Okay... digging deeper, it looks like this will probably just launch the 
waves in sequence: with VGPRS=256, you'll get up to 4 waves at a time 
(one per SIMD), and the rest will be stalled. Since there are no 
barriers, that's okay, but it's not great: more stalling / less 
parallelism. Also, judging from a skim of the RTL, some of the logic at 
least on gfx6 that tries to be smart about selecting which CU to launch 
the threadgroups on will get confused, because the total number of VGPRs 
required for the threadgroup will overflow.
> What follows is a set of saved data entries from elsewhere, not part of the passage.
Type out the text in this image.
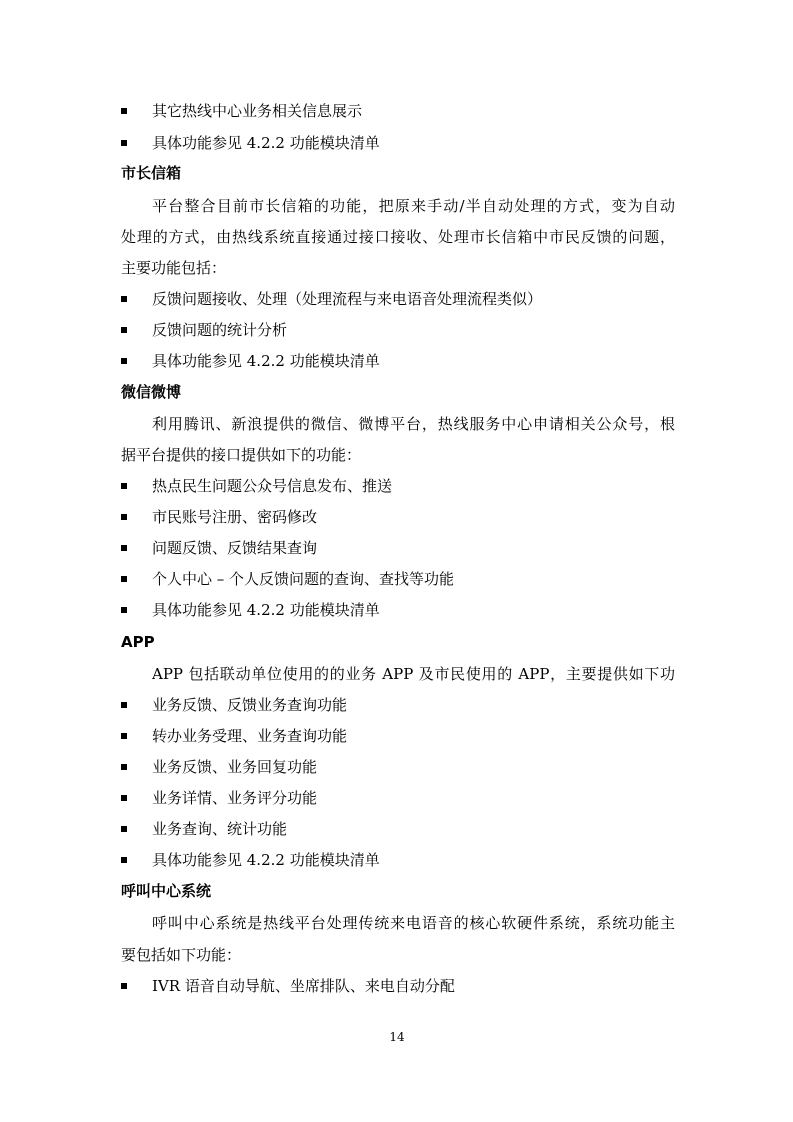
其它热线中心业务相关信息展示
具体功能参见 4.2.2 功能模块清单
市长信箱
平台整合目前市长信箱的功能，把原来手动/半自动处理的方式，变为自动
处理的方式，由热线系统直接通过接口接收、处理市长信箱中市民反馈的问题，
主要功能包括：
反馈问题接收、处理（处理流程与来电语音处理流程类似）
反馈问题的统计分析
具体功能参见 4.2.2 功能模块清单
微信微博
利用腾讯、新浪提供的微信、微博平台，热线服务中心申请相关公众号，根
据平台提供的接口提供如下的功能：
热点民生问题公众号信息发布、推送
市民账号注册、密码修改
问题反馈、反馈结果查询
个人中心 – 个人反馈问题的查询、查找等功能
具体功能参见 4.2.2 功能模块清单
APP
APP 包括联动单位使用的的业务 APP 及市民使用的 APP，主要提供如下功
业务反馈、反馈业务查询功能
转办业务受理、业务查询功能
业务反馈、业务回复功能
业务详情、业务评分功能
业务查询、统计功能
具体功能参见 4.2.2 功能模块清单
呼叫中心系统
呼叫中心系统是热线平台处理传统来电语音的核心软硬件系统，系统功能主
要包括如下功能：
IVR 语音自动导航、坐席排队、来电自动分配
14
Unless you get measurable performance benefits somewhere (which it seems 
you don't), I'd rather drop this. Even if you do get performance 
benefits, it would probably be even better to use smaller 
workgroups/threadgroups at the hardware level, and use a bit of prolog 
code to fixup the application-visible local/global invocation IDs.

Cheers,
Nicolai

> ---
>   src/gallium/drivers/radeonsi/si_shader.c | 9 +++++++++
>   1 file changed, 9 insertions(+)
> 
> diff --git a/src/gallium/drivers/radeonsi/si_shader.c b/src/gallium/drivers/radeonsi/si_shader.c
> index 61f1384..0ffe402 100644
> --- a/src/gallium/drivers/radeonsi/si_shader.c
> +++ b/src/gallium/drivers/radeonsi/si_shader.c
> @@ -4040,20 +4040,29 @@ static unsigned si_get_max_workgroup_size(const struct si_shader *shader)
>   	               properties[TGSI_PROPERTY_CS_FIXED_BLOCK_WIDTH] *
>   	               properties[TGSI_PROPERTY_CS_FIXED_BLOCK_HEIGHT] *
>   	               properties[TGSI_PROPERTY_CS_FIXED_BLOCK_DEPTH];
>   
>   	if (!max_work_group_size) {
>   		/* This is a variable group size compute shader,
>   		 * compile it for the maximum possible group size.
>   		 */
>   		max_work_group_size = SI_MAX_VARIABLE_THREADS_PER_BLOCK;
>   	}
> +
> +	/* Compute shader threadgroups without LDS usage and barriers don't
> +	 * have to be stuck on the same compute unit, and so register usage
> +	 * doesn't have to be limited.
> +	 */
> +	if (!shader->selector->local_size &&
> +	    !shader->selector->info.uses_barrier)
> +		return MIN2(64, max_work_group_size);
> +
>   	return max_work_group_size;
>   }
>   
>   static void declare_per_stage_desc_pointers(struct si_shader_context *ctx,
>   					    LLVMTypeRef *params,
>   					    unsigned *num_params,
>   					    bool assign_params)
>   {
>   	params[(*num_params)++] = si_const_array(ctx->v4i32,
>   						 SI_NUM_SHADER_BUFFERS + SI_NUM_CONST_BUFFERS);
> 

-- 
Lerne, wie die Welt wirklich ist,
Aber vergiss niemals, wie sie sein sollte.